As House Republicans scrambled to pass their proposed replacement to the Affordable Care Act, details of how their health care bill would impact coverage for millions of people continued to come to light. And none of it sounds encouraging. Instead of the “terrific” coverage that would “cover everybody,” as President Donald Trump promised in multiple appearances and speeches made during his campaign, the GOP bill seems crafted to leave fewer people with affordable health coverage and snatch critical services away from thousands of the most vulnerable — including children and adults with disabilities. Among the stingier aspects of the GOP plan is a little-discussed provision that would gut resources available to schools for meeting the needs of differently abled kids. The way the new healthcare bill targets children with disabilities is simply cruel.

The Republican-backed bill has serious implications for the disabled community as a whole, because of an $880 million cut to Medicaid over 10 years and an imposed cap on how much funding states make available to certain groups, like children and the elderly. That would put the home-based and community-based services that millions of children and adults with disabilities were entitled to through Obamacare under direct threat, according to a Vox report.

A New York Times analysis pointed out how the Medicaid cuts would slash resources for children with disabilities, in particular. According to that report, school districts receive around $4 billion in Medicaid reimbursements each year — funds that go toward the services and equipment that children with disabilities require in the classroom, including the salaries of health care and education professionals that help differently-abled children thrive. In a letter sent to House lawmakers this week, the School Superintendent’s Association argued that the bill would cut services to students and lead to districts having to compete with hospitals and clinics for a dwindling pool of Medicaid funds. In addition, the budget cut would have an immediate effect on access to preventive screenings for children, including the vision and hearing tests that often flag potential challenges for school-aged kids.
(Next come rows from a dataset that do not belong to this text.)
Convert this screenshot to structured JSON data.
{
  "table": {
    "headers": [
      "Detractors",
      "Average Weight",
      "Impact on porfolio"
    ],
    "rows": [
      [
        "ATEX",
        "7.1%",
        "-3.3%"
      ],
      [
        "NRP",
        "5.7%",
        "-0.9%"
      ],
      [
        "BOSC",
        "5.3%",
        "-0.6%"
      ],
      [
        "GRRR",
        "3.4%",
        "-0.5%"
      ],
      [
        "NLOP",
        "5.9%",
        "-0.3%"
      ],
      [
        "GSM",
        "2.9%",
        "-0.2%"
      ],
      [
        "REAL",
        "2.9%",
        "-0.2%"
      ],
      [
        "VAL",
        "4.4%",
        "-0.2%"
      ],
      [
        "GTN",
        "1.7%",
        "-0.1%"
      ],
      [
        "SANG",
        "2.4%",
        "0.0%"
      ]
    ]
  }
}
Families with children with serious health concerns who aren’t covered under Medicaid still wouldn’t be immune to the plans uglier provisions. A new amendment to the GOP-backed bill would mean that states could push families of many children with disabilities into high-risk pools of insurance applicants — and insurers could legally charge those families much higher premiums because of their child’s pre-existing condition. And the list of health challenges that could lead to paying higher premiums includes multiple sclerosis, congestive heart failure, epilepsy, diabetes, and even asthma.

Perhaps the scariest part of the Republican bill is that the full consequences of enacting it are still unclear, as lawmakers seem determined to side-step much of the scoring, analysis, and constituent feedback that is part of the normal process for assessing the cost and impact of major policy. The independent Congressional Budget Office hasn’t scored the GOP healthcare bill since it was updated with amendments designed to win over warring factions of the GOP. Instead, House Republicans seem hell-bent on passing the bill with as little scrutiny as possible. And the result would mean that families of children with disabilities will learn exactly how little coverage they have when it’s far too late to speak out about it.